A positive outlook and a cheerful disposition isn't just a better way to live your life - it’s much healthier for your heart as well. This article digs into the high blood pressure stress link.
There is a proven scientific connection between optimism and other positive emotions and good health - and this link appears to be particularly strong when it comes to the heart.
In a study of nearly 1,500 people with a higher risk of heart disease, those who reported being cheerful, relaxed, satisfied with life and full of energy had a nearly 33% reduction in heart attacks.

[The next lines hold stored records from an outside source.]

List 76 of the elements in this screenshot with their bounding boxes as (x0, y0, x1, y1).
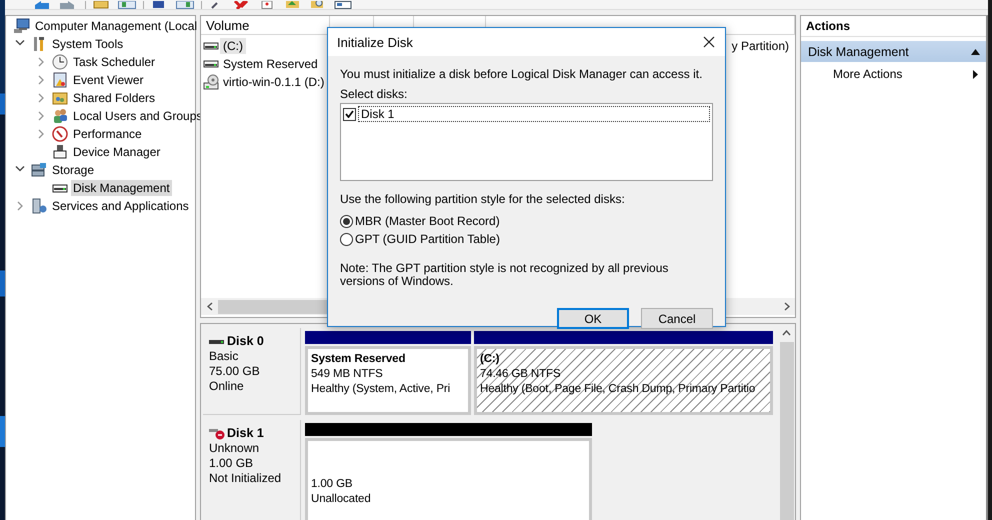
partition-size: 549 MB NTFS (311, 367, 384, 382)
partition-status: Healthy (Boot, Page File, Crash Dump, Primary Partitio (480, 382, 756, 397)
gauge-icon (52, 126, 68, 142)
chevron-right-icon[interactable] (37, 129, 45, 139)
field-label: Use the following partition style for the selected disks: (340, 192, 626, 206)
device-icon (52, 144, 68, 160)
radio-label[interactable]: MBR (Master Boot Record) (355, 214, 500, 228)
chevron-right-icon[interactable] (37, 111, 45, 121)
cancel-button[interactable]: Cancel (641, 308, 713, 329)
arrow-right-icon[interactable] (784, 302, 790, 311)
clock-icon (52, 54, 68, 70)
radio-button[interactable] (340, 232, 353, 246)
partition-name: System Reserved (311, 352, 406, 367)
tree-item[interactable]: Computer Management (Local (33, 18, 200, 34)
tree-item[interactable]: Event Viewer (71, 72, 146, 88)
log-book-icon (52, 72, 68, 88)
disk-type: Unknown (209, 441, 260, 456)
disk-type: Basic (209, 349, 240, 364)
checkbox[interactable] (343, 108, 356, 120)
partition-size: 1.00 GB (311, 477, 354, 492)
arrow-up-icon[interactable] (782, 330, 791, 336)
ok-button[interactable]: OK (557, 308, 629, 329)
partition-size: 74.46 GB NTFS (480, 367, 562, 382)
partition-name: (C:) (480, 352, 500, 367)
tools-icon (31, 36, 47, 52)
dialog-title: Initialize Disk (337, 34, 413, 50)
partition-status: Unallocated (311, 492, 372, 507)
action-link[interactable]: More Actions (833, 67, 902, 81)
field-label: Select disks: (340, 87, 408, 101)
disk-name: Disk 0 (227, 334, 264, 349)
chevron-right-icon[interactable] (37, 57, 45, 67)
tree-item[interactable]: Shared Folders (71, 90, 158, 106)
actions-section: Disk Management (801, 41, 986, 62)
window-icon[interactable] (334, 1, 352, 9)
tree-item[interactable]: System Tools (50, 36, 126, 52)
disk-name: Disk 1 (227, 426, 264, 441)
radio-label[interactable]: GPT (GUID Partition Table) (355, 232, 500, 246)
partition-status: Healthy (System, Active, Pri (311, 382, 452, 397)
server-gear-icon (31, 198, 47, 214)
disc-drive-icon (203, 74, 219, 90)
list-item[interactable]: (C:) (220, 38, 246, 54)
list-item[interactable]: virtio-win-0.1.1 (D:) (220, 74, 328, 90)
dialog-message: You must initialize a disk before Logical Disk Manager can access it. (340, 67, 704, 81)
users-icon (52, 108, 68, 124)
folder-icon[interactable] (93, 1, 111, 9)
triangle-right-icon[interactable] (973, 70, 978, 78)
actions-header: Actions (801, 16, 986, 37)
chevron-right-icon[interactable] (37, 75, 45, 85)
pane-icon[interactable] (176, 1, 194, 9)
computer-icon (14, 18, 30, 34)
tree-item[interactable]: Performance (71, 126, 144, 142)
radio-button[interactable] (340, 214, 353, 228)
scrollbar-thumb[interactable] (780, 342, 794, 520)
tree-item[interactable]: Services and Applications (50, 198, 191, 214)
chevron-down-icon[interactable] (15, 39, 25, 47)
tree-item[interactable]: Storage (50, 162, 96, 178)
disk-size: 1.00 GB (209, 456, 254, 471)
tree-item[interactable]: Task Scheduler (71, 54, 158, 70)
tree-item[interactable]: Disk Management (71, 180, 172, 196)
table-cell-text: y Partition) (732, 39, 790, 53)
note-text: Note: The GPT partition style is not recognized by all previous versions of Windows. (340, 262, 670, 288)
list-item[interactable]: System Reserved (220, 56, 321, 72)
arrow-left-icon[interactable] (206, 302, 212, 311)
disk-state: Not Initialized (209, 471, 282, 486)
list-item[interactable]: Disk 1 (358, 106, 710, 122)
tree-item[interactable]: Device Manager (71, 144, 162, 160)
triangle-up-icon[interactable] (971, 48, 980, 54)
disk-state: Online (209, 379, 245, 394)
disk-size: 75.00 GB (209, 364, 261, 379)
chevron-down-icon[interactable] (15, 165, 25, 173)
chevron-right-icon[interactable] (37, 93, 45, 103)
storage-icon (31, 162, 47, 178)
shared-folder-icon (52, 90, 68, 106)
pane-icon[interactable] (118, 1, 136, 9)
chevron-right-icon[interactable] (16, 201, 24, 211)
arrow-up-icon[interactable] (284, 1, 302, 9)
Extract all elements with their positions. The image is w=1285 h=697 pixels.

In other words - if you are a cheerful person by nature, you are much less likely to suffer from heart disease.
There are several theories to explain why a positive outlook is protective for your heart.
A positive mood is known to have beneficial biological effects on health, even though experts aren't yet 100% sure exactly why. Perhaps it has to do with the lower levels of stress in positive-minded people.
All feelings, positive or negative, come with physiological changes. Your skin, heart rate, digestion, joints, muscle energy levels, the hair on your head, and many other body systems are affected by every emotion.
For example -stress influences the immune system and can impact blood pressure (BP), cholesterol levels, brain chemistry, blood sugar levels, and hormonal balance.
Increasingly, stress is being viewed by health experts as a heart disease risk marker and regular stress relief is now considered necessary to protect heart health.
For example, people exposed to traumatic and/or long-term stress, such as combat veterans, have higher rates of heart problems than the general population.
In a study which looked at nearly 208,000 veterans aged 46-74 years, 35% of those diagnosed with post-traumatic stress disorder (PTSD) developed insulin resistance in two years, compared to only 19% of those not diagnosed with PTSD.
Insulin resistance can lead to type 2 diabetes and hardening of the arteries. PTSD sufferers also had higher rates of metabolic syndrome, a collection of risk factors that raise the risk of heart disease. More than 50% of veterans with PTSD had these symptoms, compared to 37% not suffering with PTSD.
In another example - losing a significant person in your life raises your risk of having a heart attack the next day by 21 times, and in the following week by 6 times. However, the risk of heart attacks begins to fall after about a month had passed, perhaps because levels of stress hormones level out over time.
While there is little we can do about the unexpected stresses we may encounter in our lives, it is clear that regular stress relief and having a positive outlook is a much healthier way to live longer.